The Distinction Between Sin and Crime
Consider drug-control policy. As previously noted, this is an issue where critics of prohibition lament the “legislating of morality.” The argument against prohibition typically takes one of two paths. Drug abuse may be portrayed as something not worth moralizing about, the “no big deal” defense. More common is the notion that drug abuse is a “victimless crime.” That term implies a division of morality into the realms of self and other, asserting that government should only concern itself with the latter.
That’s generally the right direction. Objective morality does not condone drug abuse. A rational pursuit of happiness does not seek short-term pleasure at a severe long-term cost. However, the immorality of drug abuse does not violate the rights of another individual. And since government informed by objective morality would exist only to protect rights, it would not act to prohibit drug abuse.
What of gay marriage? In civil terms, the union of two people is a contractual arrangement which should not be subject to the review of third parties. Society does not get to ratify contracts. If two people want to live together, combine assets, and grant each other agency, it remains their business.
That said, the movement to redefine marriage through the force of law seeks far more than contract rights. What gay marriage proponents are after is the affirmative action currently granted to married couples, preferential treatment which however well intentioned is still a violation of rights. The uncomfortable truth surrounding the marriage issue is that heterosexual couples have long been subsidized by their unwed neighbors. It is that state endorsement which homosexuals covet, along with the social sanction it implies. Under government informed by objective morality, marriage contracts would be just that, conveying no special benefits beyond the terms agreed upon. As a result, religious individuals and institutions with conscientious objections to homosexuality would never be forced to violate their conscience.

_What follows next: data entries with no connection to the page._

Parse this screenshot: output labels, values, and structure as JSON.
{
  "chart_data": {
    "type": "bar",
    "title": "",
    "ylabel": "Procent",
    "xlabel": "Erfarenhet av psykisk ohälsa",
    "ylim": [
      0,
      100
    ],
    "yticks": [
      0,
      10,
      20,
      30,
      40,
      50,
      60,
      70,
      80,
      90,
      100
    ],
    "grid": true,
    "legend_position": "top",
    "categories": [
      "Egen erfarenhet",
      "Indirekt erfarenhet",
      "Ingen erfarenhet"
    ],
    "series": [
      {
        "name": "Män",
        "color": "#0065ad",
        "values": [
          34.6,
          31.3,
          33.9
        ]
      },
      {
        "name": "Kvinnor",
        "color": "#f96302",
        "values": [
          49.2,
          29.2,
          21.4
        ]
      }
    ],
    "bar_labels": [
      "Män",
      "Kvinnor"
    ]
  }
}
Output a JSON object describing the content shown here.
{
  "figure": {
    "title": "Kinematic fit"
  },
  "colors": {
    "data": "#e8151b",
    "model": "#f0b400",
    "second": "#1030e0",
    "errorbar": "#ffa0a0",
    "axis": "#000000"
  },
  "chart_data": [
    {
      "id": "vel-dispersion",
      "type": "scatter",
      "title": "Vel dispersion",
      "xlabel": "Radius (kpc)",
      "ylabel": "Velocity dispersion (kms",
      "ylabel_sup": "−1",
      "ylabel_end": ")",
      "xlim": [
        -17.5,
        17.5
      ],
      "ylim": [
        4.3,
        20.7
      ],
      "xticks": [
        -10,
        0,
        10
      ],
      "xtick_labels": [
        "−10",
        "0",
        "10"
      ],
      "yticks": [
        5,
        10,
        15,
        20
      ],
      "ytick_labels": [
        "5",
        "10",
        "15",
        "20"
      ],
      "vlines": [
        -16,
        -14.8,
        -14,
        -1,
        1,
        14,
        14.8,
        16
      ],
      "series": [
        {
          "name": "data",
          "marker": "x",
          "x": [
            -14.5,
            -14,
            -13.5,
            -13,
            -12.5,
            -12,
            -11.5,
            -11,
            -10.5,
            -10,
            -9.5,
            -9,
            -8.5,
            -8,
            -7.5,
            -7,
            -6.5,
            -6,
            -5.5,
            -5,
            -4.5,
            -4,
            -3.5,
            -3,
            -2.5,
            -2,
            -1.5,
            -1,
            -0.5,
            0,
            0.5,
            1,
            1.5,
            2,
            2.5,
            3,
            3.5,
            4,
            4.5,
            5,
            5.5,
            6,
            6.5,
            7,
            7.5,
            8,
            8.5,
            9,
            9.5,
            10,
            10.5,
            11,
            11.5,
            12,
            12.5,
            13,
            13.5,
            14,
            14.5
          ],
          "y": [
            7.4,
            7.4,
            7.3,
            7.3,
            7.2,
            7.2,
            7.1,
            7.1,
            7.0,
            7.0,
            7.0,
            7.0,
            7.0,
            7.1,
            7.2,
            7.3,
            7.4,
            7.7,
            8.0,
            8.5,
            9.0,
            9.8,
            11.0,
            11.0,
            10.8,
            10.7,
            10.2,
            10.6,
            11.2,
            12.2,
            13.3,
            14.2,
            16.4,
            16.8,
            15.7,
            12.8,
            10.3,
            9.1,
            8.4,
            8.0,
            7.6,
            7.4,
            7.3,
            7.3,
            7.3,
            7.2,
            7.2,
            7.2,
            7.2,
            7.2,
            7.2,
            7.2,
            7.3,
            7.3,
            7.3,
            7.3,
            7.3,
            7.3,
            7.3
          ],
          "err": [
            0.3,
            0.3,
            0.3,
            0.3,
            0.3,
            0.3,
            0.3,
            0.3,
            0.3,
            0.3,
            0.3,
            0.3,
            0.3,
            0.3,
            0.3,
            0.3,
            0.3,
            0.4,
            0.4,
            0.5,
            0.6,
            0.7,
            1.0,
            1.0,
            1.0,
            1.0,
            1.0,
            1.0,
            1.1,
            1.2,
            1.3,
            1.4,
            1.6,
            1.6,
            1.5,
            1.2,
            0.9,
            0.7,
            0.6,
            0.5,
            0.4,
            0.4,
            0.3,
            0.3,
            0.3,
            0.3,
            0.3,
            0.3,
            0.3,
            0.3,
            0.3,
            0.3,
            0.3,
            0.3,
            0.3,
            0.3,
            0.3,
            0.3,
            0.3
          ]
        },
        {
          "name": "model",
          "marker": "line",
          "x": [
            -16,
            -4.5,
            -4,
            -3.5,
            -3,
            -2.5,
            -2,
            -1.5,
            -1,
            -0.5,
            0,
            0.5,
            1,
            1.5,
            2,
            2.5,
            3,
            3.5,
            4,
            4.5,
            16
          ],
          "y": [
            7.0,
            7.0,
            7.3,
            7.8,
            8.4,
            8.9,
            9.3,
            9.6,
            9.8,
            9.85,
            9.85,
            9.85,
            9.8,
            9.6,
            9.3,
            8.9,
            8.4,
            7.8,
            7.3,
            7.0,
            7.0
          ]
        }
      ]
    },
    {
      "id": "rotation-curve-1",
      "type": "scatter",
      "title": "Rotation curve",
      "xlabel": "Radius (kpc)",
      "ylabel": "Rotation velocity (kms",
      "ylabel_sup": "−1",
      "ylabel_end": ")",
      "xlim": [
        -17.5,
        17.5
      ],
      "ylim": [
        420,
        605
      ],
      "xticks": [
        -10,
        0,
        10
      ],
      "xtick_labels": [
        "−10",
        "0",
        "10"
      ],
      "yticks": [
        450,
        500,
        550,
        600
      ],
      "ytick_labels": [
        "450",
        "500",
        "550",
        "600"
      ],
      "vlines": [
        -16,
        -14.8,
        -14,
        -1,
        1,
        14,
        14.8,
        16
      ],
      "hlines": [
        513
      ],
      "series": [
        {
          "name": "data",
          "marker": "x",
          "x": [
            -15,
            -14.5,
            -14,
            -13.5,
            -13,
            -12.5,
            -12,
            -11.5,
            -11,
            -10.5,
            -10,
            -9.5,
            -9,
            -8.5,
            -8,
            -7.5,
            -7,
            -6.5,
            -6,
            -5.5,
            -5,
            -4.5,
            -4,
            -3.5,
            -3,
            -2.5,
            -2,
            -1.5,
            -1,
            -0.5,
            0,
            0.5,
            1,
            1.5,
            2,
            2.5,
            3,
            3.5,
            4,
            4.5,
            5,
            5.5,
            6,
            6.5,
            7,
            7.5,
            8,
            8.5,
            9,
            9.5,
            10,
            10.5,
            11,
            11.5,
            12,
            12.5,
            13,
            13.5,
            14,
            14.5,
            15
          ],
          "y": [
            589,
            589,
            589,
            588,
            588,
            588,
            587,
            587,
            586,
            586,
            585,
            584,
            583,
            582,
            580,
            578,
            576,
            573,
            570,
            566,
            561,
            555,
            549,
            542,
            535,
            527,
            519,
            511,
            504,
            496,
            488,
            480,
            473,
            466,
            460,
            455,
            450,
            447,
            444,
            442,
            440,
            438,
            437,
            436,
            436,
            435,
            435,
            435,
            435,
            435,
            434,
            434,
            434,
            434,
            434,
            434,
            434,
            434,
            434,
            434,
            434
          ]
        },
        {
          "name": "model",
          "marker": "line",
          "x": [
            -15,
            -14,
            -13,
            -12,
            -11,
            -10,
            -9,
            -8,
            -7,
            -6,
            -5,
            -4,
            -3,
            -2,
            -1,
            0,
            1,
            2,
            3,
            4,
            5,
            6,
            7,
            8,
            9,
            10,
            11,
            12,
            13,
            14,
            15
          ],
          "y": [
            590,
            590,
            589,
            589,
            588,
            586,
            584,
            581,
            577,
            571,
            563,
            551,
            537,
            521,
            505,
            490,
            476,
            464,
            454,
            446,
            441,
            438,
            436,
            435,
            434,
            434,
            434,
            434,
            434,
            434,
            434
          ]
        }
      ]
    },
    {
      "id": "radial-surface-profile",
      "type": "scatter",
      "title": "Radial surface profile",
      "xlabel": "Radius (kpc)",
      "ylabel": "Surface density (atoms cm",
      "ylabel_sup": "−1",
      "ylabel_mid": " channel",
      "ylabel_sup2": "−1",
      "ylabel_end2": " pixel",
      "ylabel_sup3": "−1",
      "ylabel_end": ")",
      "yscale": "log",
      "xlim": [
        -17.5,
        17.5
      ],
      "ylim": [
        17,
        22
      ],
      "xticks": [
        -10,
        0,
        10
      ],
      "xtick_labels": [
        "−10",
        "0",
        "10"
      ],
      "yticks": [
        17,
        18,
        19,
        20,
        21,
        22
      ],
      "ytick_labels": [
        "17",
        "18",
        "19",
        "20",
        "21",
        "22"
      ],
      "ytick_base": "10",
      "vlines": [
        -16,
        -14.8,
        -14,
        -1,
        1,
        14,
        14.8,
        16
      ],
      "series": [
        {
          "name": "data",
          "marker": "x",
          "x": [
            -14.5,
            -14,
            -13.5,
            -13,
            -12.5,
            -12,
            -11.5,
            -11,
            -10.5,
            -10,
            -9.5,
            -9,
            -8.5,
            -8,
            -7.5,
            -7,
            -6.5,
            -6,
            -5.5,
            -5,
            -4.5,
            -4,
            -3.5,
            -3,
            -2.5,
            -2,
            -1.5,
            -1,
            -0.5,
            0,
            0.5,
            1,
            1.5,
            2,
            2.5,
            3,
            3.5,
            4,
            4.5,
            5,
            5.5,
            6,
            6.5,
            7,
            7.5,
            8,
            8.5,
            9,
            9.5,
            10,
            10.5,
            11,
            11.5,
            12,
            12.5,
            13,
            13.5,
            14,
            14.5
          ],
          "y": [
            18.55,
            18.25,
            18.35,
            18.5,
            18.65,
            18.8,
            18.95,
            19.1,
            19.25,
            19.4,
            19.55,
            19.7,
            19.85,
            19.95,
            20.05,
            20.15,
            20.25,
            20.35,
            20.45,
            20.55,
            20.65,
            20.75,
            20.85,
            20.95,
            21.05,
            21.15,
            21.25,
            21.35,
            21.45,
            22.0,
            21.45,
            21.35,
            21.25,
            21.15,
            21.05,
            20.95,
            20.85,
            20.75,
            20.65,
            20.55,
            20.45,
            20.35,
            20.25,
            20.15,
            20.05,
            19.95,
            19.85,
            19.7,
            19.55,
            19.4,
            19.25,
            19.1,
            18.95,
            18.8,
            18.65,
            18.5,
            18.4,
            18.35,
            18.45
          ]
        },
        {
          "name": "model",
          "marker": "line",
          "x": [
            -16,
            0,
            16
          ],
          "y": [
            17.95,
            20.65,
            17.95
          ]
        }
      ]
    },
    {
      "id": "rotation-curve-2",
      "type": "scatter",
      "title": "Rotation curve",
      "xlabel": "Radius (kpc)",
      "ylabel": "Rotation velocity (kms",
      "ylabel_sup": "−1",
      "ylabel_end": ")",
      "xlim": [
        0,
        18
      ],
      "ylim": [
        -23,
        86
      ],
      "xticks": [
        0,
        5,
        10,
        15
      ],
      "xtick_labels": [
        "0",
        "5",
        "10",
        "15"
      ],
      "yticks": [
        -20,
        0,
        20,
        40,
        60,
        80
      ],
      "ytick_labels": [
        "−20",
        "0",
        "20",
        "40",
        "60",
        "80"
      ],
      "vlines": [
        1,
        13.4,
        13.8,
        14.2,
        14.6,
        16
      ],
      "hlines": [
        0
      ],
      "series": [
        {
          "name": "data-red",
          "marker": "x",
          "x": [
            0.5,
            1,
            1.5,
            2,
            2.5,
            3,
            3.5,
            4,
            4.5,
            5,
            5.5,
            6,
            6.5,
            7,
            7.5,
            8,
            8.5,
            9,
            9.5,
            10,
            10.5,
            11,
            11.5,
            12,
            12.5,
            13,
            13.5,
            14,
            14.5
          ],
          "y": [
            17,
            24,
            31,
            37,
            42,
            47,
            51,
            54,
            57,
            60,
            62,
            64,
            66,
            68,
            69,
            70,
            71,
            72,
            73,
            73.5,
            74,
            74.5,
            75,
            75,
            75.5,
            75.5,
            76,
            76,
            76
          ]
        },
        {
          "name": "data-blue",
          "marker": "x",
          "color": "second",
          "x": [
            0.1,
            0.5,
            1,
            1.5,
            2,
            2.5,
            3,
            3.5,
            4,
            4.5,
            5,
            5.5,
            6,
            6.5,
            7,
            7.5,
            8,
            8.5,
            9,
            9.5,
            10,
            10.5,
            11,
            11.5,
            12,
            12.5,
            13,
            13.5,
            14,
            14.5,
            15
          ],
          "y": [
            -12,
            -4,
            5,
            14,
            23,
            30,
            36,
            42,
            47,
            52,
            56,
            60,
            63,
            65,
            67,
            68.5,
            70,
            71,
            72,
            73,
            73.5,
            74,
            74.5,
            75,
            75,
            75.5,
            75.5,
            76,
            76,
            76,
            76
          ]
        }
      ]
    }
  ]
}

How about foreign policy? Can war ever be moral? It can according to the case made in Winning the Unwinnable War: America’s Self-Crippled Response to Islamic Totalitarianism by Yaron Brook, Elan Journo, and Alex Epstein. Brook explains:
As we argue in the book, the principle that should guide our foreign policy is the same principle that should guide all governmental action: Our government should protect the individual rights of Americans. That’s our government’s only proper function. Deriving from that same purpose, our foreign policy should work to protect the lives and the property of individual Americans—from threats that are initiated outside the borders of this country. Clearly one major threat that the government must be on guard for—and retaliate against—is that of countries or groups launching a war against us or sending out terrorists to cause the mass slaughter of Americans. Other kinds of threats include threats to the property of Americans: Think of the pirates off the coast of Somalia taking ships for ransom. It is part of the government’s job to secure our right to property, to protect our ability to trade freely, and to prevent our property from being stolen by thugs on the high seas.